Doors at 7, show at 8

at The Alberta Rose Theatre
3000 N Alberta St
Portland, OR


A full staged production of this new Gypsy Jazz Opera!

What happens when a diner cook who can only make tortillas (the most delicious in the world) encounters a mafioso customer who only wants his corned beef-hash? And what about the waitress with a mouth like a sailor and her money-grubbing boss?

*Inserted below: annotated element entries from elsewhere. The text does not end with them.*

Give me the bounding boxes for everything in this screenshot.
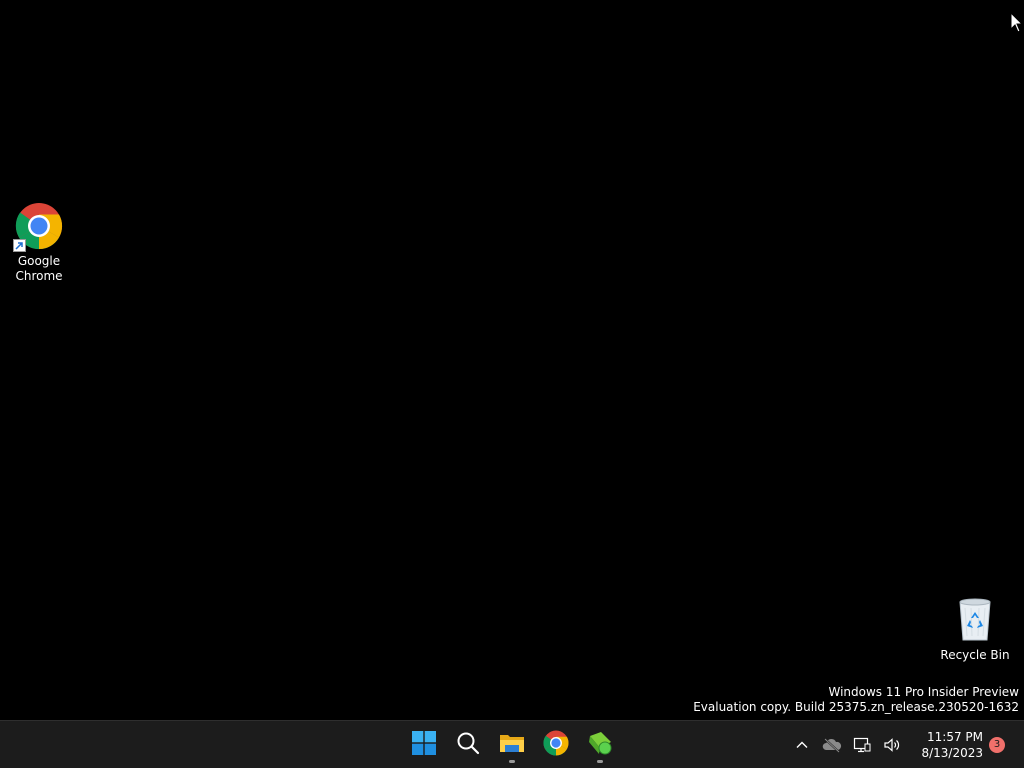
desktop[interactable]: Google Chrome Recycle Bin Windows 11 Pro… xyxy=(0,0,1024,720)
search-button[interactable] xyxy=(448,725,488,765)
taskbar: 11:57 PM 8/13/2023 3 xyxy=(0,720,1024,768)
folder-icon xyxy=(499,731,525,759)
mouse-cursor-icon xyxy=(1010,11,1024,34)
start-button[interactable] xyxy=(404,725,444,765)
running-indicator xyxy=(509,759,515,763)
onedrive-offline-icon[interactable] xyxy=(820,733,844,757)
taskbar-google-chrome[interactable] xyxy=(536,725,576,765)
desktop-icon-label: Google Chrome xyxy=(15,254,63,283)
chrome-icon xyxy=(13,202,63,252)
clock-date: 8/13/2023 xyxy=(921,745,983,760)
taskbar-file-explorer[interactable] xyxy=(492,725,532,765)
search-icon xyxy=(456,731,480,759)
taskbar-apps xyxy=(402,721,622,768)
chrome-icon xyxy=(543,730,569,760)
windows-start-icon xyxy=(412,730,436,759)
desktop-icon-recycle-bin[interactable]: Recycle Bin xyxy=(937,596,1013,663)
watermark-build: Evaluation copy. Build 25375.zn_release.… xyxy=(693,700,1019,714)
watermark-edition: Windows 11 Pro Insider Preview xyxy=(828,685,1019,699)
chevron-up-icon[interactable] xyxy=(790,733,814,757)
green-app-icon xyxy=(587,730,613,760)
running-indicator xyxy=(597,759,603,763)
desktop-icon-label: Recycle Bin xyxy=(940,648,1010,662)
clock-time: 11:57 PM xyxy=(927,729,983,744)
notification-badge[interactable]: 3 xyxy=(989,736,1005,753)
windows-watermark: Windows 11 Pro Insider Preview Evaluatio… xyxy=(693,685,1019,715)
network-icon[interactable] xyxy=(850,733,874,757)
clock[interactable]: 11:57 PM 8/13/2023 xyxy=(921,729,983,761)
volume-icon[interactable] xyxy=(880,733,904,757)
desktop-icon-google-chrome[interactable]: Google Chrome xyxy=(1,202,77,284)
taskbar-green-app[interactable] xyxy=(580,725,620,765)
system-tray: 11:57 PM 8/13/2023 3 xyxy=(787,721,1024,768)
shortcut-arrow-icon xyxy=(13,239,26,252)
recycle-bin-icon xyxy=(951,596,999,644)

Come and see as Hungry Opera Machine (the newest effort from Eric Stern of Vagabond Opera) presents FLOUR, SALT AND MOONBEAMS at the historic Alberta Rose Theatre. Classical opera singers Ian Ramirez and Dru Rutledge are joined by musical theater types Annie Rosen and Noah Mickens; with instrumentalists Paul Evans (saxophone and percussion), Mirabai Peart (violin), Drew Nelson (bass), and Eric Stern (piano). The style of the opera is a hybrid of modern classical, gypsy jazz, and slapstick comedy; complete with gorgeous arias, smokin' solos, and screwball antics in the vein of Chaplin and Keaton.